Photo of Fr. James Lerhberger

Fr. James Lehrberger

Fr. James was born in San Francisco on the Feast of the Immaculate Conception, 1943. He first attended his parish’s grammar school, and then he went to one of the city’s Catholic high Schools, before attending the University of San Francisco and graduating with a B.A. in philosophy. In high school he played football and became fascinated by science and history. In college he was active in politics and on the university’s debating team. He loved San Francisco with its vibrant city life, as well as its nearby  snow-capped mountains, picturesque villages, red-wood forests, and nature preserves.

Receiving a fellowship to study political philosophy under Willmoore Kendall and Frederick D. Wilhelmsen at the University of Dallas’ newly formed Institute of Philosophical Studies, he left San Francisco to come to Irving, Texas in 1966. During the course of his doctoral studies he began attending Mass at Cistercian. The sense that God was calling him to be a monk and priest – the farthest thought from his mind when he began graduate studies – steadily grew in him, and while writing his dissertation he entered the Abbey as a novice in 1970. He professed solemn vows in 1975 and was ordained a priest the following year. After teaching in the Abbey’s school for a year he was sent in 1978 to teach on the University of Dallas’ Rome campus. Upon completing his dissertation he began full-time teaching in UD’s philosophy department. In 2015 he went to his current half-time teaching status.

Altogether, he spent six years in Rome as a student and professor. Saying Mass at St. Peter’s basilica, visiting and praying at great Benedictine and Cistercian monasteries of Italy, savoring a cappuccino at the Trevi fountain – these are among his fondest memories. During his travels, he picked up many Roman “ways” which he brought back to Irving. Even now he is a great aficionado of espresso and, of course, pasta; his favorites are linguine vongole and (the authentic) spaghetti carbonara.

He has done a fair amount of pastoral work. In addition to hearing confessions and saying Masses at local parishes, he has had the joy of witnessing marriages and baptizing infants, usually of his former students. He also spent three years as civilian chaplain at the Dallas Naval Air Station. His one Sunday Mass a week schedule enabled him to get to know and appreciate the opportunities, challenges, and difficulties of military personnel and their families.
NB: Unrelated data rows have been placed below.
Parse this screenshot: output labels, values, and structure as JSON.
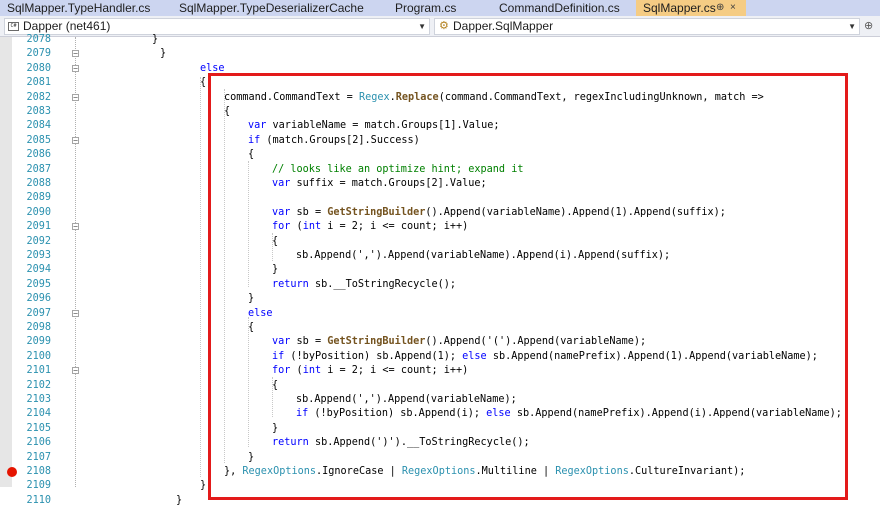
{
  "tabs": [
    {
      "label": "SqlMapper.TypeHandler.cs",
      "active": false
    },
    {
      "label": "SqlMapper.TypeDeserializerCache.cs",
      "active": false
    },
    {
      "label": "Program.cs",
      "active": false
    },
    {
      "label": "CommandDefinition.cs",
      "active": false
    },
    {
      "label": "SqlMapper.cs",
      "active": true,
      "pin": "⊕",
      "close": "×"
    }
  ],
  "navbar": {
    "project": "Dapper (net461)",
    "type": "Dapper.SqlMapper",
    "project_icon": "csharp-project-icon",
    "type_icon": "class-icon",
    "split_icon": "split-editor-icon"
  },
  "colors": {
    "highlight_border": "#e31a1a",
    "breakpoint": "#e51400",
    "active_tab": "#f5cc84",
    "line_number": "#2b91af"
  },
  "breakpoint_line": "2108",
  "lines": [
    {
      "n": "2078",
      "fold": "",
      "tokens": [
        {
          "t": "}",
          "c": "p"
        }
      ]
    },
    {
      "n": "2079",
      "fold": "-",
      "tokens": [
        {
          "t": "}",
          "c": "p"
        }
      ]
    },
    {
      "n": "2080",
      "fold": "-",
      "tokens": [
        {
          "t": "else",
          "c": "kw"
        }
      ]
    },
    {
      "n": "2081",
      "fold": "",
      "tokens": [
        {
          "t": "{",
          "c": "p"
        }
      ]
    },
    {
      "n": "2082",
      "fold": "-",
      "tokens": [
        {
          "t": "command.CommandText = ",
          "c": "p"
        },
        {
          "t": "Regex",
          "c": "ty"
        },
        {
          "t": ".",
          "c": "p"
        },
        {
          "t": "Replace",
          "c": "m"
        },
        {
          "t": "(command.CommandText, regexIncludingUnknown, match =>",
          "c": "p"
        }
      ]
    },
    {
      "n": "2083",
      "fold": "",
      "tokens": [
        {
          "t": "{",
          "c": "p"
        }
      ]
    },
    {
      "n": "2084",
      "fold": "",
      "tokens": [
        {
          "t": "var",
          "c": "kw"
        },
        {
          "t": " variableName = match.Groups[1].Value;",
          "c": "p"
        }
      ]
    },
    {
      "n": "2085",
      "fold": "-",
      "tokens": [
        {
          "t": "if",
          "c": "kw"
        },
        {
          "t": " (match.Groups[2].Success)",
          "c": "p"
        }
      ]
    },
    {
      "n": "2086",
      "fold": "",
      "tokens": [
        {
          "t": "{",
          "c": "p"
        }
      ]
    },
    {
      "n": "2087",
      "fold": "",
      "tokens": [
        {
          "t": "// looks like an optimize hint; expand it",
          "c": "cm"
        }
      ]
    },
    {
      "n": "2088",
      "fold": "",
      "tokens": [
        {
          "t": "var",
          "c": "kw"
        },
        {
          "t": " suffix = match.Groups[2].Value;",
          "c": "p"
        }
      ]
    },
    {
      "n": "2089",
      "fold": "",
      "tokens": []
    },
    {
      "n": "2090",
      "fold": "",
      "tokens": [
        {
          "t": "var",
          "c": "kw"
        },
        {
          "t": " sb = ",
          "c": "p"
        },
        {
          "t": "GetStringBuilder",
          "c": "m"
        },
        {
          "t": "().Append(variableName).Append(1).Append(suffix);",
          "c": "p"
        }
      ]
    },
    {
      "n": "2091",
      "fold": "-",
      "tokens": [
        {
          "t": "for",
          "c": "kw"
        },
        {
          "t": " (",
          "c": "p"
        },
        {
          "t": "int",
          "c": "kw"
        },
        {
          "t": " i = 2; i <= count; i++)",
          "c": "p"
        }
      ]
    },
    {
      "n": "2092",
      "fold": "",
      "tokens": [
        {
          "t": "{",
          "c": "p"
        }
      ]
    },
    {
      "n": "2093",
      "fold": "",
      "tokens": [
        {
          "t": "sb.Append(',').Append(variableName).Append(i).Append(suffix);",
          "c": "p"
        }
      ]
    },
    {
      "n": "2094",
      "fold": "",
      "tokens": [
        {
          "t": "}",
          "c": "p"
        }
      ]
    },
    {
      "n": "2095",
      "fold": "",
      "tokens": [
        {
          "t": "return",
          "c": "kw"
        },
        {
          "t": " sb.__ToStringRecycle();",
          "c": "p"
        }
      ]
    },
    {
      "n": "2096",
      "fold": "",
      "tokens": [
        {
          "t": "}",
          "c": "p"
        }
      ]
    },
    {
      "n": "2097",
      "fold": "-",
      "tokens": [
        {
          "t": "else",
          "c": "kw"
        }
      ]
    },
    {
      "n": "2098",
      "fold": "",
      "tokens": [
        {
          "t": "{",
          "c": "p"
        }
      ]
    },
    {
      "n": "2099",
      "fold": "",
      "tokens": [
        {
          "t": "var",
          "c": "kw"
        },
        {
          "t": " sb = ",
          "c": "p"
        },
        {
          "t": "GetStringBuilder",
          "c": "m"
        },
        {
          "t": "().Append('(').Append(variableName);",
          "c": "p"
        }
      ]
    },
    {
      "n": "2100",
      "fold": "",
      "tokens": [
        {
          "t": "if",
          "c": "kw"
        },
        {
          "t": " (!byPosition) sb.Append(1); ",
          "c": "p"
        },
        {
          "t": "else",
          "c": "kw"
        },
        {
          "t": " sb.Append(namePrefix).Append(1).Append(variableName);",
          "c": "p"
        }
      ]
    },
    {
      "n": "2101",
      "fold": "-",
      "tokens": [
        {
          "t": "for",
          "c": "kw"
        },
        {
          "t": " (",
          "c": "p"
        },
        {
          "t": "int",
          "c": "kw"
        },
        {
          "t": " i = 2; i <= count; i++)",
          "c": "p"
        }
      ]
    },
    {
      "n": "2102",
      "fold": "",
      "tokens": [
        {
          "t": "{",
          "c": "p"
        }
      ]
    },
    {
      "n": "2103",
      "fold": "",
      "tokens": [
        {
          "t": "sb.Append(',').Append(variableName);",
          "c": "p"
        }
      ]
    },
    {
      "n": "2104",
      "fold": "",
      "tokens": [
        {
          "t": "if",
          "c": "kw"
        },
        {
          "t": " (!byPosition) sb.Append(i); ",
          "c": "p"
        },
        {
          "t": "else",
          "c": "kw"
        },
        {
          "t": " sb.Append(namePrefix).Append(i).Append(variableName);",
          "c": "p"
        }
      ]
    },
    {
      "n": "2105",
      "fold": "",
      "tokens": [
        {
          "t": "}",
          "c": "p"
        }
      ]
    },
    {
      "n": "2106",
      "fold": "",
      "tokens": [
        {
          "t": "return",
          "c": "kw"
        },
        {
          "t": " sb.Append(')').__ToStringRecycle();",
          "c": "p"
        }
      ]
    },
    {
      "n": "2107",
      "fold": "",
      "tokens": [
        {
          "t": "}",
          "c": "p"
        }
      ]
    },
    {
      "n": "2108",
      "fold": "",
      "tokens": [
        {
          "t": "}, ",
          "c": "p"
        },
        {
          "t": "RegexOptions",
          "c": "ty"
        },
        {
          "t": ".IgnoreCase | ",
          "c": "p"
        },
        {
          "t": "RegexOptions",
          "c": "ty"
        },
        {
          "t": ".Multiline | ",
          "c": "p"
        },
        {
          "t": "RegexOptions",
          "c": "ty"
        },
        {
          "t": ".CultureInvariant);",
          "c": "p"
        }
      ]
    },
    {
      "n": "2109",
      "fold": "",
      "tokens": [
        {
          "t": "}",
          "c": "p"
        }
      ]
    },
    {
      "n": "2110",
      "fold": "",
      "tokens": [
        {
          "t": "}",
          "c": "p"
        }
      ]
    }
  ]
}
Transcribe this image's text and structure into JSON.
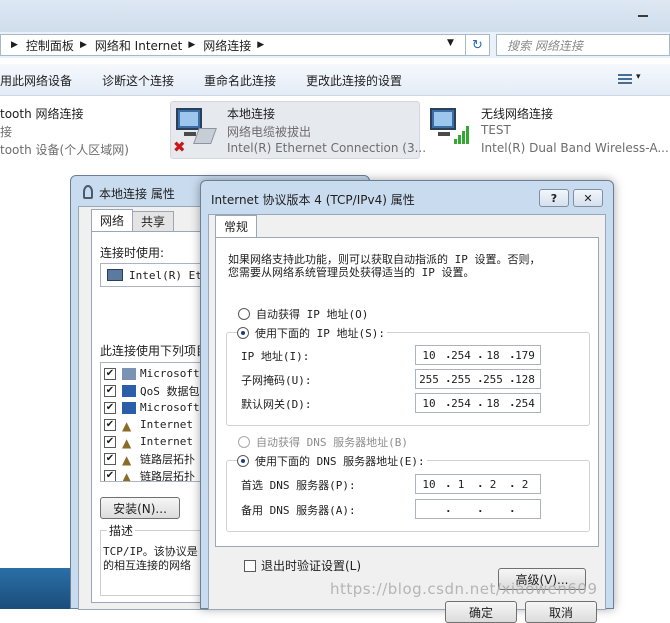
{
  "explorer": {
    "breadcrumbs": [
      "控制面板",
      "网络和 Internet",
      "网络连接"
    ],
    "search_placeholder": "搜索 网络连接",
    "toolbar": [
      "用此网络设备",
      "诊断这个连接",
      "重命名此连接",
      "更改此连接的设置"
    ]
  },
  "adapters": [
    {
      "name": "tooth 网络连接",
      "status": "接",
      "device": "tooth 设备(个人区域网)"
    },
    {
      "name": "本地连接",
      "status": "网络电缆被拔出",
      "device": "Intel(R) Ethernet Connection (3..."
    },
    {
      "name": "无线网络连接",
      "status": "TEST",
      "device": "Intel(R) Dual Band Wireless-A..."
    }
  ],
  "back_dialog": {
    "title": "本地连接 属性",
    "tabs": [
      "网络",
      "共享"
    ],
    "connect_using_label": "连接时使用:",
    "adapter_value": "Intel(R) Eth",
    "components_label": "此连接使用下列项目",
    "components": [
      "Microsoft",
      "QoS 数据包",
      "Microsoft",
      "Internet",
      "Internet",
      "链路层拓扑",
      "链路层拓扑"
    ],
    "install_button": "安装(N)...",
    "desc_label": "描述",
    "desc_text_1": "TCP/IP。该协议是",
    "desc_text_2": "的相互连接的网络"
  },
  "ipv4_dialog": {
    "title": "Internet 协议版本 4 (TCP/IPv4) 属性",
    "help_btn": "?",
    "close_btn": "✕",
    "tab": "常规",
    "intro_1": "如果网络支持此功能，则可以获取自动指派的 IP 设置。否则，",
    "intro_2": "您需要从网络系统管理员处获得适当的 IP 设置。",
    "auto_ip": "自动获得 IP 地址(O)",
    "manual_ip": "使用下面的 IP 地址(S):",
    "ip_label": "IP 地址(I):",
    "ip_value": [
      "10",
      "254",
      "18",
      "179"
    ],
    "mask_label": "子网掩码(U):",
    "mask_value": [
      "255",
      "255",
      "255",
      "128"
    ],
    "gateway_label": "默认网关(D):",
    "gateway_value": [
      "10",
      "254",
      "18",
      "254"
    ],
    "auto_dns": "自动获得 DNS 服务器地址(B)",
    "manual_dns": "使用下面的 DNS 服务器地址(E):",
    "dns1_label": "首选 DNS 服务器(P):",
    "dns1_value": [
      "10",
      "1",
      "2",
      "2"
    ],
    "dns2_label": "备用 DNS 服务器(A):",
    "dns2_value": [
      "",
      "",
      "",
      ""
    ],
    "validate_label": "退出时验证设置(L)",
    "advanced_button": "高级(V)...",
    "ok_button": "确定",
    "cancel_button": "取消"
  },
  "watermark": "https://blog.csdn.net/xiaowen609"
}
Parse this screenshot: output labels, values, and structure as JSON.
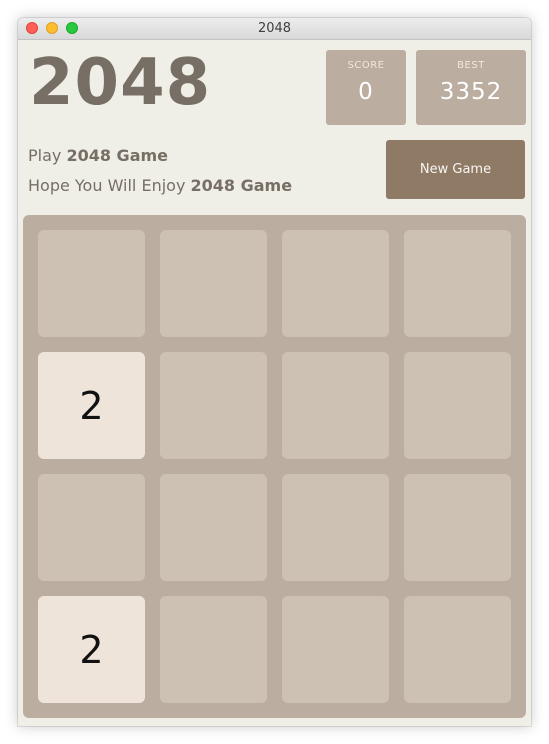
{
  "window": {
    "title": "2048"
  },
  "header": {
    "game_title": "2048",
    "score": {
      "label": "SCORE",
      "value": "0"
    },
    "best": {
      "label": "BEST",
      "value": "3352"
    }
  },
  "intro": {
    "subtitle_prefix": "Play ",
    "subtitle_bold": "2048 Game",
    "tagline_prefix": "Hope You Will Enjoy ",
    "tagline_bold": "2048 Game"
  },
  "controls": {
    "new_game_label": "New Game"
  },
  "board": {
    "rows": [
      [
        "",
        "",
        "",
        ""
      ],
      [
        "2",
        "",
        "",
        ""
      ],
      [
        "",
        "",
        "",
        ""
      ],
      [
        "2",
        "",
        "",
        ""
      ]
    ]
  },
  "colors": {
    "board_background": "#bbada0",
    "empty_cell": "#cdc1b4",
    "tile_2": "#eee4da",
    "button": "#8f7a66",
    "text": "#776e65"
  }
}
His greatest joy, however, has been the opportunity to teach and form the eager minds of his students. In addition to his monastic life and teaching Fr. James has studied and published, especially on the thought of St. Thomas Aquinas. While he has partly stepped back from his duties at the university, this has given him an opportunity to increase his scholarship, his prayer life, and to undertake certain pastoral initiatives.